When President Donald Trump announced his policy on Cuba Friday in Miami, many were pleased. Others, not so much.
Trump maintained relations with Cuba, first announced by President Obama on Dec. 17, 2014. He will not restore the wet foot, dry-foot policy, rescinded by Obama last year. Smart move. The law was as inequitable as it was a dangerous lure. And the president will continue to authorize Cuban Americans to travel to the island.
Trump’s new measures are designed to exert more pressure on Havana to reform itself. In the 2 1/2 years since the Obama administration announced the thaw, which we applauded — and still do — the United States has made most of the concessions, while Cuban president Raúl Castro gave very little, especially in the realm of human rights, in return.
Trump is right to recalibrate this policy without jettisoning it wholesale.
In one of the most important changes, transactions with the Business Administration Group, S.A — GAESA — will be prohibited. GAESA is the company of the Cuban Armed Forces that, according to estimates, controls 60 percent of the Cuban economy.
And there will be limits on Americans’ ability to travel to Cuba, a change of which we are less enamored.

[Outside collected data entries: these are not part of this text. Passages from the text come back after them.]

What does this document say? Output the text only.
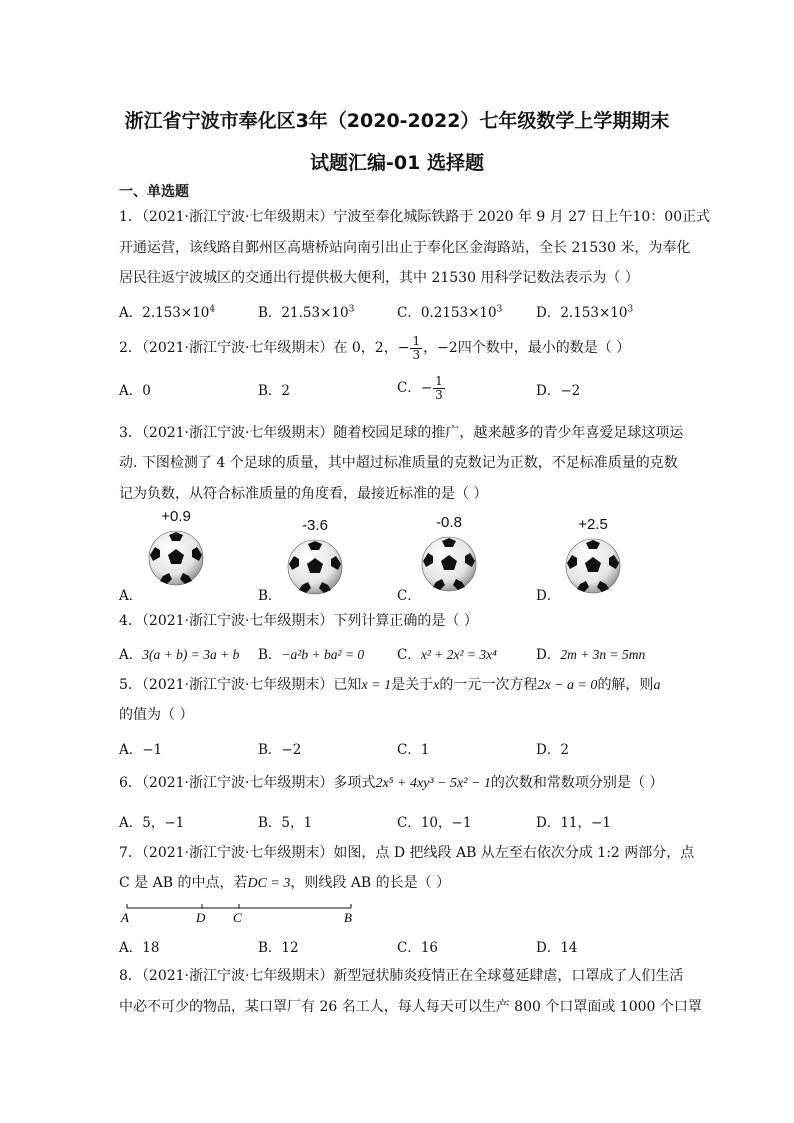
浙江省宁波市奉化区3年（2020-2022）七年级数学上学期期末
试题汇编-01 选择题
一、单选题
1．（2021·浙江宁波·七年级期末）宁波至奉化城际铁路于 2020 年 9 月 27 日上午10：00正式
开通运营，该线路自鄞州区高塘桥站向南引出止于奉化区金海路站，全长 21530 米，为奉化
居民往返宁波城区的交通出行提供极大便利，其中 21530 用科学记数法表示为（ ）
A．$2.153\times 10^4$	B．$21.53\times 10^3$	C．$0.2153\times 10^3$ D．$2.153\times 10^3$
2．（2021·浙江宁波·七年级期末）在 0，2，− $\frac{1}{3}$ ，−2四个数中，最小的数是（ ）
A．0	B．2	C．− $\frac{1}{3}$	D．−2
3．（2021·浙江宁波·七年级期末）随着校园足球的推广，越来越多的青少年喜爱足球这项运
动. 下图检测了 4 个足球的质量，其中超过标准质量的克数记为正数，不足标准质量的克数
记为负数，从符合标准质量的角度看，最接近标准的是（ ）
+0.9
-3.6	-0.8	+2.5
A．	B．	C．	D．
4．（2021·浙江宁波·七年级期末）下列计算正确的是（ ）
A．3(a + b) = 3a + b B．−a²b + ba² = 0 C．x² + 2x² = 3x⁴	D．2m + 3n = 5mn
5．（2021·浙江宁波·七年级期末）已知x = 1是关于x的一元一次方程2x − a = 0的解，则a
的值为（ ）
A．−1	B．−2	C．1	D．2
6．（2021·浙江宁波·七年级期末）多项式2x⁵ + 4xy³ − 5x² − 1的次数和常数项分别是（ ）
A．5，−1	B．5，1	C．10，−1	D．11，−1
7．（2021·浙江宁波·七年级期末）如图，点 D 把线段 AB 从左至右依次分成 1:2 两部分，点
C 是 AB 的中点，若DC = 3，则线段 AB 的长是（ ）
A	D C	B
A．18	B．12	C．16	D．14
8．（2021·浙江宁波·七年级期末）新型冠状肺炎疫情正在全球蔓延肆虐，口罩成了人们生活
中必不可少的物品，某口罩厂有 26 名工人，每人每天可以生产 800 个口罩面或 1000 个口罩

These measures should significantly reduce the amount of money flowing into the coffers of the Cuban regime. U.S. tourism has been booming since relations between Washington and Havana were resumed. According to island authorities, in 2016 the number of U.S. visitors increased by 74 percent compared to 2015.

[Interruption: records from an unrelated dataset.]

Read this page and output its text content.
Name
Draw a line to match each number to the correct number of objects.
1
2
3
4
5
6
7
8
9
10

The ban on doing business with GAESA and its subsidiaries should be another blow to the regime’s finances. By blocking transactions with companies linked to the Cuban military, Trump closes a foreign-exchange ticket, and at the same time sends a political message: You cannot do business with the military.
However, it remains to be seen how effective this is. For example, the Cuban government could disguise the properties of GAESA under the facade of new entities.
The Trump administration also opposes any proposal or measure in international bodies such as the United Nations to lift the trade embargo imposed more than half a century ago.
Obviously, the embargo has become more a symbol than true leverage, having failed over the decades to shake loose anything that looked like freedom for the Cuban people.
However, after renewed relations and so many concessions on the United States’ part, it became the only leverage over the regime that the United States had left.
What’s most important is that the ratcheting back of Obama’s policy not be the end of U.S. efforts to force reform in Cuba. Diplomacy and negotiation must continue to play a significant role, too. Now that the two countries are talking, this is no time to stop.
President Trump is basically following Cuban dissidents’ lead, including those who supported Obama’s opening to their country.
As reported by El Nuevo Herald’s Nora Gámez Torres last week, “Cuban dissidents of various political stripes agree that the United States must make changes to apply pressure to the Raúl Castro regime.”
They are the ones on the front lines, being censored, imprisoned, harassed, beaten.
It’s only right that their words resound the loudest in formulating our country’s revised policy.